It took Jerry two trips in the carriage to bring five of Mary's trunks, plus hatboxes, valises, and books, to the plain two-story wooden boardinghouse on Adams Street. She spent the rest of the week going back and forth to Elizabeth's house, packing up what remained. Though Lincoln had left his room at William Butler's on his wedding morning without the slightest idea that he'd be moving in with a bride within twenty-four hours, he was able to walk over from Butler's the following morning with all his possessions crammed into two saddlebags and a cardboard box.

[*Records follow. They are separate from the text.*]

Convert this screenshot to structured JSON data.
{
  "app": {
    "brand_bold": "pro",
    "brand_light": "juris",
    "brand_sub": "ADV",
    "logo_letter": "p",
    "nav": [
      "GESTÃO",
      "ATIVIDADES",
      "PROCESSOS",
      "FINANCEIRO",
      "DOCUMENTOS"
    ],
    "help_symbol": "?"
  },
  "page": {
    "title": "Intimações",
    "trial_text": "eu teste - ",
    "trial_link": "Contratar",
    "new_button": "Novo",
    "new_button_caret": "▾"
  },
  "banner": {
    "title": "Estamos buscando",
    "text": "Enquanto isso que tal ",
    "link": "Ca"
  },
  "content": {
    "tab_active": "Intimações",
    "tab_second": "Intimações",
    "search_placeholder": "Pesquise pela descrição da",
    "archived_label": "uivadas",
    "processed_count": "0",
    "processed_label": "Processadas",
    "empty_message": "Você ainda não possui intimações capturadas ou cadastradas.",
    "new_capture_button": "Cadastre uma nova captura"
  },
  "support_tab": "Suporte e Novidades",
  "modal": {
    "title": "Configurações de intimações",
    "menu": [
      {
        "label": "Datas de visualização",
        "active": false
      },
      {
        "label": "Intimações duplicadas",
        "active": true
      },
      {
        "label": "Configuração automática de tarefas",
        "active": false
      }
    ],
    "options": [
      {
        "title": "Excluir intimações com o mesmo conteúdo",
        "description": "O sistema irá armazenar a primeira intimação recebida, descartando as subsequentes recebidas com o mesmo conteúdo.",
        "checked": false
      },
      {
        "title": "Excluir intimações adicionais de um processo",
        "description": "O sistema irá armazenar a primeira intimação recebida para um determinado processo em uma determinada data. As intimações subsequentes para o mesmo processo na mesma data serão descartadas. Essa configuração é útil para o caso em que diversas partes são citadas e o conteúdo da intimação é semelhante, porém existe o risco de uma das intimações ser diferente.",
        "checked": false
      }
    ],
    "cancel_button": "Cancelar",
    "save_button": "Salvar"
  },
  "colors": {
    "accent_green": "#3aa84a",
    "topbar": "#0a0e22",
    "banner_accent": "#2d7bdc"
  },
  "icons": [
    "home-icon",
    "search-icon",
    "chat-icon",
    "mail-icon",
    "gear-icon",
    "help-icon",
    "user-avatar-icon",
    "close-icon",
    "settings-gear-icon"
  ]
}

“Growin' up the way I did, I never did need much,” he said, almost apologetically, as Mary, laughing, looked around the small room for places to put everything. The books—her novels, his law-books, and her volumes of Shakespeare and Burns—they stacked on top of the single bureau. There was no bookcase. “I see those big houses—your brother-in-law's among 'em—and they look so fine, an' I always end up wonderin',
what the blazes do them fill 'em up with
?”

“They fill them up,” smiled Mary, turning back to her tall husband, “with the amenities of fine living. With the wherewithal to make music—for one's friends and for one's own peace of mind. With the space to entertain and give parties, for the pleasure of the friends one already has and to meet one's business and political acquaintances. With a healthy and happy environment in which to raise one's children.”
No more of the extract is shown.